LOUISVILLE – The executive committee of the Presbyterian Mission Agency Board of the Presbyterian Church (U.S.A.) voted August 25 to direct designatable funds from its fall board meeting’s Peace & Global Witness offering to the “On Taking Specific Action to Address the Worsening Plight of the African American Male” initiative.
The move is in support of the overture approved by the 222nd General Assembly (2016) of the PC(USA). The Presbytery of Pittsburgh brought the overture to the Assembly with concurrence from the presbyteries of Charleston-Atlantic, Lake Erie, New York City, Upper Ohio Valley, and the Western Reserve. Pittsburgh, Pennsylvania is one of five pilot cities for the initiative along with Baltimore, Maryland; Charlotte, North Carolina; Cleveland, Ohio and New York, New York.
“This is an encouragement to the whole church to take the General Assembly’s action seriously and to formulate a coherent and structured response on the part of our denomination to the needs of African American males,” says Tony De La Rosa, interim executive director of the Presbyterian Mission Agency. “This, I believe, is a form of denominational response to the Black Lives Matter movement, where we show our attempt to bring about fundamental change and exhibit the kingdom of God, as our Great Ends call us to do.”
Congregations are encouraged to contribute the 25 percent of the Peace & Global Witness Offering they would normally retain for use in their settings to funds established by the Presbyterian Foundation through which monies will be disbursed equally to presbytery programs in each of the five pilot cities. The overture specifies a target goal of $5 million, $1 million for each of the cities, and support from PMA and Presbyterian Disaster Assistance resources.
Sheldon Sorge, General Minister to Pittsburgh Presbytery, says some of the groundwork required to begin is in place in Pittsburgh and approval by the Assembly provided a much needed boost, along with financial mechanisms, to begin the work.

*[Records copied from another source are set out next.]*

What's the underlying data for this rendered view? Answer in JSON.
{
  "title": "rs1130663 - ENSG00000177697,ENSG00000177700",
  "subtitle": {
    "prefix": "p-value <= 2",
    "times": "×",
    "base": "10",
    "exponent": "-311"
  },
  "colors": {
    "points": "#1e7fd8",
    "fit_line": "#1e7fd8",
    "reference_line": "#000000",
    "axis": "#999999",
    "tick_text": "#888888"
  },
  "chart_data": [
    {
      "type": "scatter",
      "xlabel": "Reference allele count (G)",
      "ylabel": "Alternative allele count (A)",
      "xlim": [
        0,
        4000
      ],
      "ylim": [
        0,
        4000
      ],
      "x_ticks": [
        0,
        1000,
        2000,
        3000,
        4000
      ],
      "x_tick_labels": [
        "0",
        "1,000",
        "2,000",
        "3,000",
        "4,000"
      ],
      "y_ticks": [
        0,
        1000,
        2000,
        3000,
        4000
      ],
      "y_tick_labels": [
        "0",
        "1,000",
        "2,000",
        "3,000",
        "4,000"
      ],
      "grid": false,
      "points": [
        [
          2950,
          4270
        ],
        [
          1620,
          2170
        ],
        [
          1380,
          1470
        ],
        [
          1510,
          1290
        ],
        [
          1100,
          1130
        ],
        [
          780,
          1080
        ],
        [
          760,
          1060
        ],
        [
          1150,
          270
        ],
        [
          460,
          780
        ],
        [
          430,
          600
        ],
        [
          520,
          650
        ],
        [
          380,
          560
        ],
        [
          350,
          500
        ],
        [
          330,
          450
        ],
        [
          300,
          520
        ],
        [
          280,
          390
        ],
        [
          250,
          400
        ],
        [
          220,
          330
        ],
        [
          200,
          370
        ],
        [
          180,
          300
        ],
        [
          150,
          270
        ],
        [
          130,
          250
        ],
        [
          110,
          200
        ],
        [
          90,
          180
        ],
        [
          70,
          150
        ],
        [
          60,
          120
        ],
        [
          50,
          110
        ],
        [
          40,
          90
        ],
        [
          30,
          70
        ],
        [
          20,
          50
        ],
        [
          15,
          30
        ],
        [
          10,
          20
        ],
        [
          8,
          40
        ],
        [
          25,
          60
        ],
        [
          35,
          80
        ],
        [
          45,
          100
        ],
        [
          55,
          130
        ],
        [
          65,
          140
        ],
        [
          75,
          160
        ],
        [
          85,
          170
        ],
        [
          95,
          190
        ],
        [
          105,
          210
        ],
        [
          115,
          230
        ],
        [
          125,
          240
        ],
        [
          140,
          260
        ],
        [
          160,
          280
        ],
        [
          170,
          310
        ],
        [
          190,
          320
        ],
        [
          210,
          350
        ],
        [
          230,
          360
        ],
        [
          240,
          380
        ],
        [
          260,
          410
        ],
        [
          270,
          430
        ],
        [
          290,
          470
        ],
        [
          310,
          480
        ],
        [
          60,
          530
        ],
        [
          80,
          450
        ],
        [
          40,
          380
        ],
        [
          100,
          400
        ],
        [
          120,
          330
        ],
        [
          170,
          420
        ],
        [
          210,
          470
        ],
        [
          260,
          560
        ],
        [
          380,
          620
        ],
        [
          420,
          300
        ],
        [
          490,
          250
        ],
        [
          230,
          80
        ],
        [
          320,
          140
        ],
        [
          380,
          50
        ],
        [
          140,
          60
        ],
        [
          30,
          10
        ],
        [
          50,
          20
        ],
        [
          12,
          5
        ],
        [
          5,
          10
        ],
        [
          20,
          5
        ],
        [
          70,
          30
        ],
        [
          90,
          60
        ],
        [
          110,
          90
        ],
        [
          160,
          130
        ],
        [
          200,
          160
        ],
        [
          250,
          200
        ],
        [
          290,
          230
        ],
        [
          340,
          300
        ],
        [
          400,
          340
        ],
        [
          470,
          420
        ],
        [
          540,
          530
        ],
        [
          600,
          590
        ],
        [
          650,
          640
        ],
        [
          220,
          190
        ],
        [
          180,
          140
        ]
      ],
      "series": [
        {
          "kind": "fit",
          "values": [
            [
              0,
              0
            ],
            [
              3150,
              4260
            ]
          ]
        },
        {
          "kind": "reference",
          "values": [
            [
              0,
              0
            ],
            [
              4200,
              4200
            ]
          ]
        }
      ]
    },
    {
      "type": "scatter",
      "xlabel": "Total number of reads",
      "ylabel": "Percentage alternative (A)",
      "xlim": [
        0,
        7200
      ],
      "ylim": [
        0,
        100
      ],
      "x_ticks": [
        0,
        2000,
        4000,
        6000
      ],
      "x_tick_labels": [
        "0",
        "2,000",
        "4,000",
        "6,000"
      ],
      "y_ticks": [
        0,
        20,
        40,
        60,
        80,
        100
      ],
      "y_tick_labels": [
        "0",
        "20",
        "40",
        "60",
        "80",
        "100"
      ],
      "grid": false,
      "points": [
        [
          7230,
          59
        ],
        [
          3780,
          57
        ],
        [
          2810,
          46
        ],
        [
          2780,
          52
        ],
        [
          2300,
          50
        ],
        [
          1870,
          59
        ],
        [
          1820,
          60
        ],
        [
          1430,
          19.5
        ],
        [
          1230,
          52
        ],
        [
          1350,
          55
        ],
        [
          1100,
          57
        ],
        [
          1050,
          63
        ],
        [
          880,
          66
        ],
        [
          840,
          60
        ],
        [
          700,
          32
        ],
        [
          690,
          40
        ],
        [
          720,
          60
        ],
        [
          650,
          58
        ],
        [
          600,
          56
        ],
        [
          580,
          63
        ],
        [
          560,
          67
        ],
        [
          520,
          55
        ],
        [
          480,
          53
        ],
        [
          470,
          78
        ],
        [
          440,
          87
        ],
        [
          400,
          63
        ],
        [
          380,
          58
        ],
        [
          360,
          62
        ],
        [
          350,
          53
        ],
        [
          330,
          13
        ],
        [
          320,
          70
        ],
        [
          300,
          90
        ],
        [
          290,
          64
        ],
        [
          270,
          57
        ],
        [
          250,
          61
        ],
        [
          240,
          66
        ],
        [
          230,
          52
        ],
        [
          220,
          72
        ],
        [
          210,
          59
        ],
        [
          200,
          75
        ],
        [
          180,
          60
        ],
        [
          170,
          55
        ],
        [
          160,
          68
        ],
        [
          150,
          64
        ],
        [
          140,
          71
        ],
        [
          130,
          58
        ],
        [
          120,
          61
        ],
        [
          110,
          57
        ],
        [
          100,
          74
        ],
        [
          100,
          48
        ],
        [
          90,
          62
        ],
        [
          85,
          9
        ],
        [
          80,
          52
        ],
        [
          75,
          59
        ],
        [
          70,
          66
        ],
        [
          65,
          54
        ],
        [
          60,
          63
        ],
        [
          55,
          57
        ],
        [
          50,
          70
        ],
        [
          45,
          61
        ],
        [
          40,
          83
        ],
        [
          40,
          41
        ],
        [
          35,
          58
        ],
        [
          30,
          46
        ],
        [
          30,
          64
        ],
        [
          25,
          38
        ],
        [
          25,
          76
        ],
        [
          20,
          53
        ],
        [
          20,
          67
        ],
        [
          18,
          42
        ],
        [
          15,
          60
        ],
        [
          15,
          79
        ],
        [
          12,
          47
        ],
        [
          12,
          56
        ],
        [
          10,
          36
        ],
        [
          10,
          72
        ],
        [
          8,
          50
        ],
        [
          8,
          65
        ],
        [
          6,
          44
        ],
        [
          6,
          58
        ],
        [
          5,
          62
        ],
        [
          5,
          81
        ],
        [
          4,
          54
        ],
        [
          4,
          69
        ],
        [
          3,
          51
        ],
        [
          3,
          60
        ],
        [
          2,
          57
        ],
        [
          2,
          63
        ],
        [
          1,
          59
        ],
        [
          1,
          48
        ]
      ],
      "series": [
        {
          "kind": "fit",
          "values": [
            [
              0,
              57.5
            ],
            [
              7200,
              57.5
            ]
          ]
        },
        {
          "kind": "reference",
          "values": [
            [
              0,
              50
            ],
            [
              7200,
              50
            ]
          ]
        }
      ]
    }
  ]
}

Immediately following General Assembly, Sorge assembled a Belhar Confession study group – with 40 attendees from 20 congregations – to look at the document in light of the anti-racism initiative.
“We felt it was a ‘kairos moment,’” Sorge says of the timing, with the adoption of the overture coinciding with the election of female co-Moderators and the adoption of Belhar. “The way we shape programs in each presbytery is going to be unique. We [in Pittsburgh Presbytery] have a team of people who will be looking at which agencies we will work with, and two full-time staff people who take the lead on mapping out fundraising and doing the legwork of the program.”
Initial stages of the initiative for Pittsburgh Presbytery include relationship building and mission planning among racially diverse congregations, continuing work with the National Black Presbyterian Caucus, and exploring partnerships with local partners including My Brothers Keep and the Boy Scouts of America, which Sorge says has a strong presence in African American communities.
“We certainly have energy and movement here in Pittsburgh,” says Sorge. “There are some things happening in the other presbyteries as well. We may be a little further ahead, but that’s because we had a team of people that prepared the overture.”
The Peace & Global Witness Offering is one of four Special Offerings of the PC(USA), supporting the church’s commitment to peacemaking and engaging with global partners in new initiatives of reconciliation. Traditionally received on World Communion Sunday, it strengthens collaboration with churches, mid councils, and mission partners all over the world.
Historically, 25 percent of Peace & Global Witness Offering funds stay in congregations and 25 percent goes to mid councils for peace and reconciliation work in their own communities. The remaining 50 percent is used by the Presbyterian Mission Agency to engage in ministries that transform cultures of violence into communities of peace. The PMAB is designating the 50 percent of its offering, the portion normally reserved for congregational and presbytery use, to the initiative.